There are 3 scenarios I wanted to support without you having to specify anything other than your_struct.run()*:

  1. You implemented Solution for both Part1 and Part2 and they share the same Input type
  2. You implemented Solution for both Part1 and Part2 but they use different Input types
  3. You implemented Solution for both Part1 only
  • for scenario 3, you do have to help the specialization as a user by implementing a marker trait: MissingPartTwo. We’ll talk more about that soon.

For a primer on autoderef specialization, I refer you to Lukas’ excellent article, and of course the original concept of autoref specialization from Dtolnay. I’m standing on the shoulders of those standing on the shoulders of giants… and the view up here is wonderful.

Where this implementation… struggled at first is because we are exposing so much to the user.

We provide a trait that the user has to implement. This is difficult because the author setting up autoderef specialization (me, hello!) is usually the one both writing and implementing the traits. This would leave me free to impl <scenario 1> for some struct behind 2 references, and impl <scenario 3> for some struct behind 0 references and then only expose that struct and tada! it can specialize (or even better, use it internally and never expose it in a public api).

But I want you to implement my traits, and I want you to not have to see or deal with the faff of impl SolutionRunner for &&&YourStruct because it’s gross (I love it, but it’s gross).

Part of that comes down to providing the run! macro, which will write (&&&your_struct).run() for you.

But also it means providing a blanket impl of Solution for &T where T: Solution, this is a double edged-sword.
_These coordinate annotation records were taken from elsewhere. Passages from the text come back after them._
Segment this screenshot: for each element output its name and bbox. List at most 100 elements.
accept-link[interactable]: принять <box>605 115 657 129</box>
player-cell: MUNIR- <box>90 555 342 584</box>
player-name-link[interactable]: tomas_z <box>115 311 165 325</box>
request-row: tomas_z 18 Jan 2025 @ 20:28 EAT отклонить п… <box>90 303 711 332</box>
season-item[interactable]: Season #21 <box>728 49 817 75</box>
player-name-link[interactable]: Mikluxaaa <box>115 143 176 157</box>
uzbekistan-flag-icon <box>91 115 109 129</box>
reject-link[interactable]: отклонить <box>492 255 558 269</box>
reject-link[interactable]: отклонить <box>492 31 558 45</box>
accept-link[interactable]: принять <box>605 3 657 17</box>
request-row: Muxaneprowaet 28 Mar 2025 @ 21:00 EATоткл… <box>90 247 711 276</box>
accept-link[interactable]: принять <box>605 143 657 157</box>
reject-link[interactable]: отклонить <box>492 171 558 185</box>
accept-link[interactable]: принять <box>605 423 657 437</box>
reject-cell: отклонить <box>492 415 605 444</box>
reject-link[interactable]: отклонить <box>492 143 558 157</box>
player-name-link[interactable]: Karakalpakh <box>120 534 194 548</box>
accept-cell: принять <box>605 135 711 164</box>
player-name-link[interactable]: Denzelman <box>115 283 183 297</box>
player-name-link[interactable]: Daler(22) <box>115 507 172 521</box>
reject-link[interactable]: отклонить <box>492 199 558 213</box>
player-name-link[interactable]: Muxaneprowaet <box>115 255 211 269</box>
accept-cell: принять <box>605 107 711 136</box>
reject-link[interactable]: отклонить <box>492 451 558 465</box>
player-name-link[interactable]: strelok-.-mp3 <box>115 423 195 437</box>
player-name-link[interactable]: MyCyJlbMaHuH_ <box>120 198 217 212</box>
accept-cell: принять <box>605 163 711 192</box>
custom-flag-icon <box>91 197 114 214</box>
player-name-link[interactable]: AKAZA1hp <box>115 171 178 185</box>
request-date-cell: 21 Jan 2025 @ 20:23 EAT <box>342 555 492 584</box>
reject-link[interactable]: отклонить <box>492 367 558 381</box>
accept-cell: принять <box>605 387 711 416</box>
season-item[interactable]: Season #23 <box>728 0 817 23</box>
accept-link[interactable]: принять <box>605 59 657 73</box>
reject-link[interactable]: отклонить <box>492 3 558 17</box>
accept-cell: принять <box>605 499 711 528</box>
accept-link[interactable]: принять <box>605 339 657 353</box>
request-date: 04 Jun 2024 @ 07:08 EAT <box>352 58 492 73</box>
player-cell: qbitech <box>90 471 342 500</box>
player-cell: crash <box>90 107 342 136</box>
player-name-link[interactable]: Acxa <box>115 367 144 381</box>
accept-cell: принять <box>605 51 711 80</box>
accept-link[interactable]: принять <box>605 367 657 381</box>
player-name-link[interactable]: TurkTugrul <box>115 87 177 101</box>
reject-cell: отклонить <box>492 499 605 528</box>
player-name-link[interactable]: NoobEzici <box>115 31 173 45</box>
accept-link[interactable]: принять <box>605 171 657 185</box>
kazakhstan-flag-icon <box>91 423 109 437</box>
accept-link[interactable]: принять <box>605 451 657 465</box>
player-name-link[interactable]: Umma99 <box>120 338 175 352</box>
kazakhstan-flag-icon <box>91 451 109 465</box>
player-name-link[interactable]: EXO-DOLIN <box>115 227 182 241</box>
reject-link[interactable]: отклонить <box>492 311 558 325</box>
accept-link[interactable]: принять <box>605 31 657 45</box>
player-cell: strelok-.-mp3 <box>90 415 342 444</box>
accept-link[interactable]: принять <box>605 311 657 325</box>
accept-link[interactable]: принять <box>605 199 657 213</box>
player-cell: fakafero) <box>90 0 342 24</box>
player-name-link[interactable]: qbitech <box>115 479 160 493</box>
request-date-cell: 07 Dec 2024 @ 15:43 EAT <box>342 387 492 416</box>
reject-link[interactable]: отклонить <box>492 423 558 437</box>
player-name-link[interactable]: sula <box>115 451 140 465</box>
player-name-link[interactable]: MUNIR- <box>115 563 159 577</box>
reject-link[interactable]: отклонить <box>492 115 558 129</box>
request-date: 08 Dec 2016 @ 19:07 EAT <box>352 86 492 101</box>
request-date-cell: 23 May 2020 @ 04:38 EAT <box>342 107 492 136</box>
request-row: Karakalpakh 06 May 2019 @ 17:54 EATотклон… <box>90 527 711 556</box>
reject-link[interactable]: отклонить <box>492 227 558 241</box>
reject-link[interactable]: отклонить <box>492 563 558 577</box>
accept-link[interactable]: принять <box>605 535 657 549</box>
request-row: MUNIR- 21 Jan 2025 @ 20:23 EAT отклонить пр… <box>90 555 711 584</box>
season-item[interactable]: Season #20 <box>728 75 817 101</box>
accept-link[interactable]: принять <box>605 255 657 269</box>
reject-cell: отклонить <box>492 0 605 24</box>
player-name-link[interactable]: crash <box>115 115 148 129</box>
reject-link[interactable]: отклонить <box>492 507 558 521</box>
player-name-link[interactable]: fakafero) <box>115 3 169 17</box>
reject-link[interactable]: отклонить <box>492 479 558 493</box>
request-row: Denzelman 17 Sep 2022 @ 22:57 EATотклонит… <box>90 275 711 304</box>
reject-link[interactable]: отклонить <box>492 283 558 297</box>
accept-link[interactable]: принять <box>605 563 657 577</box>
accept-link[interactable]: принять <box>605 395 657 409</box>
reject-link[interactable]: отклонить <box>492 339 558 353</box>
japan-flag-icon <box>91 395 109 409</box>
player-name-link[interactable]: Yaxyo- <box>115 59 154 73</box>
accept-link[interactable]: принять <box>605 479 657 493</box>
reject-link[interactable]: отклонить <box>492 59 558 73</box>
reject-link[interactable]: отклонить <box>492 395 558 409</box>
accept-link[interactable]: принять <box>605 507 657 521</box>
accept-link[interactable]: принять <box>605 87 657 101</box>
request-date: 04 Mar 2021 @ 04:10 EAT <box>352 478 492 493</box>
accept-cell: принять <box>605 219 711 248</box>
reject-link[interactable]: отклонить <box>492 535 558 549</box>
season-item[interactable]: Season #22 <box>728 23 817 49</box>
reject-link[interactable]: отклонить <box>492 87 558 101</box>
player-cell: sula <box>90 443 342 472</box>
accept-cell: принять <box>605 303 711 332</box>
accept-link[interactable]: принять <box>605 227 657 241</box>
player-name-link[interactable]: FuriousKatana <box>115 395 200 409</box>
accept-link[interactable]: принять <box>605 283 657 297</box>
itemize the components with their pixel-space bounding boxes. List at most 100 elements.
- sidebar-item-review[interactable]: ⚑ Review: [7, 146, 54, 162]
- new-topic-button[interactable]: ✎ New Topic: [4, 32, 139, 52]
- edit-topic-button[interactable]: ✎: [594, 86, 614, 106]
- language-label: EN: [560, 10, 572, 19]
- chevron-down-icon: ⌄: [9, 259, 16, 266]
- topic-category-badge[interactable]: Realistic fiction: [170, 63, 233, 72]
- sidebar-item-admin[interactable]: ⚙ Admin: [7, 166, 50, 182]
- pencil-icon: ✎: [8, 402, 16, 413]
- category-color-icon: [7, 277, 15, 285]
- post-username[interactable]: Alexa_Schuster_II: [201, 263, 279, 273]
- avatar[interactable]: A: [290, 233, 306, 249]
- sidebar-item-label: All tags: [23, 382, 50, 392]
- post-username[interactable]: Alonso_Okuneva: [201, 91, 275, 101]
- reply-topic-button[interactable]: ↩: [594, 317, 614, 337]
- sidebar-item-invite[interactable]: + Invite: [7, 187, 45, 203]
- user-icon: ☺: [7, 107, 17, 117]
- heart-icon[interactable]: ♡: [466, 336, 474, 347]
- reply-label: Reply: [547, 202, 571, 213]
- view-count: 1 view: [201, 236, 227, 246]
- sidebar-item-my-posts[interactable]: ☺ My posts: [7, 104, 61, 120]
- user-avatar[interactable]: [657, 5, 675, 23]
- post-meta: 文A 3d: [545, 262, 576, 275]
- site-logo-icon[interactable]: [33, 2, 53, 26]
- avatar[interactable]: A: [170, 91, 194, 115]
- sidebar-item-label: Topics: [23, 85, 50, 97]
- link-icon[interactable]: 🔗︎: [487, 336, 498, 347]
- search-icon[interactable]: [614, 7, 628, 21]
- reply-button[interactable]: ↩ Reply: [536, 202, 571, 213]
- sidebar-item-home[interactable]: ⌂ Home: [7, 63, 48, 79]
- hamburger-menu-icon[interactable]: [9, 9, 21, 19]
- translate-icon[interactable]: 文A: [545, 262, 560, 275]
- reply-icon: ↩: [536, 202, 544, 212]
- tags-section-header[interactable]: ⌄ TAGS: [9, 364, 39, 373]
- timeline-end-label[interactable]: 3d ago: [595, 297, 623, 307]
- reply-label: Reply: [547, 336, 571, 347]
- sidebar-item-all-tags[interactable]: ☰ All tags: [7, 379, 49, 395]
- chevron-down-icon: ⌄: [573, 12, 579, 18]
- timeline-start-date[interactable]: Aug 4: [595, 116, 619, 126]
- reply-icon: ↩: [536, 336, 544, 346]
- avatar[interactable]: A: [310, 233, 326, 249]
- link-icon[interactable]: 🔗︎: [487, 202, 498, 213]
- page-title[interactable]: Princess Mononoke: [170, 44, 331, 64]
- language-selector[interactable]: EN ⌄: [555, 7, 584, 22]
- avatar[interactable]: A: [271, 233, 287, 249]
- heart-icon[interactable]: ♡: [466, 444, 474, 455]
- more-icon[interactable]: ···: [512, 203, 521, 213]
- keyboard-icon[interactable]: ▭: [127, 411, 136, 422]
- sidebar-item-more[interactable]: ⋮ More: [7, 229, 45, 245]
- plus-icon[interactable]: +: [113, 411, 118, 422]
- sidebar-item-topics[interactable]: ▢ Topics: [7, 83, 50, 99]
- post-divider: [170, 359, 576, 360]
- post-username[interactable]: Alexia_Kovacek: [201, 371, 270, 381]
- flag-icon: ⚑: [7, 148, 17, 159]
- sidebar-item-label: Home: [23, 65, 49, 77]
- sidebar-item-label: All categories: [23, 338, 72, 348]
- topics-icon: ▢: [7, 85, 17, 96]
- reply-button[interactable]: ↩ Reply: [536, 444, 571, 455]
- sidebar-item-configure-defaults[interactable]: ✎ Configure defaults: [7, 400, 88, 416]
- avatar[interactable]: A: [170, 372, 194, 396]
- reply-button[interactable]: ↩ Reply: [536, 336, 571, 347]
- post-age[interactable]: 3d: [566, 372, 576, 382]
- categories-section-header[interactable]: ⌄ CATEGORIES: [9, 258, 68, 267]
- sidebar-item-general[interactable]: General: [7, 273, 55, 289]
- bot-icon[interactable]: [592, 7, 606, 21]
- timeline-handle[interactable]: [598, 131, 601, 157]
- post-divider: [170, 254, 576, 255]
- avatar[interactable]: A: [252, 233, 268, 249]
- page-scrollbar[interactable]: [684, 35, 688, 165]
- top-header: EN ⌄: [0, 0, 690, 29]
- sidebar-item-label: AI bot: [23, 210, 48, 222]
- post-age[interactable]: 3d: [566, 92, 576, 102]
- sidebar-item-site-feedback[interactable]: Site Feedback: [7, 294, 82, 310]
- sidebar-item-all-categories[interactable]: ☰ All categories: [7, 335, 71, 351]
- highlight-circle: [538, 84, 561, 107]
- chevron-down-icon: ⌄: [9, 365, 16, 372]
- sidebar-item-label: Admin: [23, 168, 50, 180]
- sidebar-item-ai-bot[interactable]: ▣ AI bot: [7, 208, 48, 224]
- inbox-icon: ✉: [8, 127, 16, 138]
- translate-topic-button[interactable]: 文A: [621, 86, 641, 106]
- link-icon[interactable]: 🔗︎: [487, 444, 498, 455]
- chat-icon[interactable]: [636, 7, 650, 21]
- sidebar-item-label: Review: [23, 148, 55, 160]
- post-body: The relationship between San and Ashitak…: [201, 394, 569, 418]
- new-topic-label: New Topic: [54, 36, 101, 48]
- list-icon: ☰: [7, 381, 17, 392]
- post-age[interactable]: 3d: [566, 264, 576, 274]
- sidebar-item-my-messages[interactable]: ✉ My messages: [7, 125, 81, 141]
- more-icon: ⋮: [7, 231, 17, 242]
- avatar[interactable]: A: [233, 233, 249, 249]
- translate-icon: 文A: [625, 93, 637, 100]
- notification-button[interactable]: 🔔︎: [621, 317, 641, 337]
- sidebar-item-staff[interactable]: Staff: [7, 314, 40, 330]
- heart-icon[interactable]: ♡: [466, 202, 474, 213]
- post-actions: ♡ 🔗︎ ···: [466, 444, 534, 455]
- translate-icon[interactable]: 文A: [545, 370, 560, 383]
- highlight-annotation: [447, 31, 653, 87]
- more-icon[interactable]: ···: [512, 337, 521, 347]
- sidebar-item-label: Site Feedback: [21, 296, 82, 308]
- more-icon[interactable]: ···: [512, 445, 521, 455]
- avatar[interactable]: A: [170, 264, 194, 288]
On the one hand it’s great because as a user you only need to impl Solution for YourStruct regardless of which specialised method you want to use.

On the other hand, as an author it means I have to ensure no overlap in the impls of SolutionRunner I provide. The difficult part of that was stopping scenario 3 (Part1 only) from overlapping with scenario 1 (Part1 and Part2).

The trick is to tell the compiler about the only part of scenario 3, which is what the MissingPartTwo trait is for.

Another trick used here, which isn’t entirely necessary but is quite nice, is to (yet again) use const generics to separate the traits.

You know how all the examples of auto(de)ref specialization use separate traits like ViaString and ViaDisplay? Well one trait with different generic parameters is “different enough” for specialization to work.

This is great for this crate because the user is importing these traits, a single trait with a generic parameter is easier to import. It also saves coming up with contrived trait names for each scenario… one of the hard problems in programming sidestepped!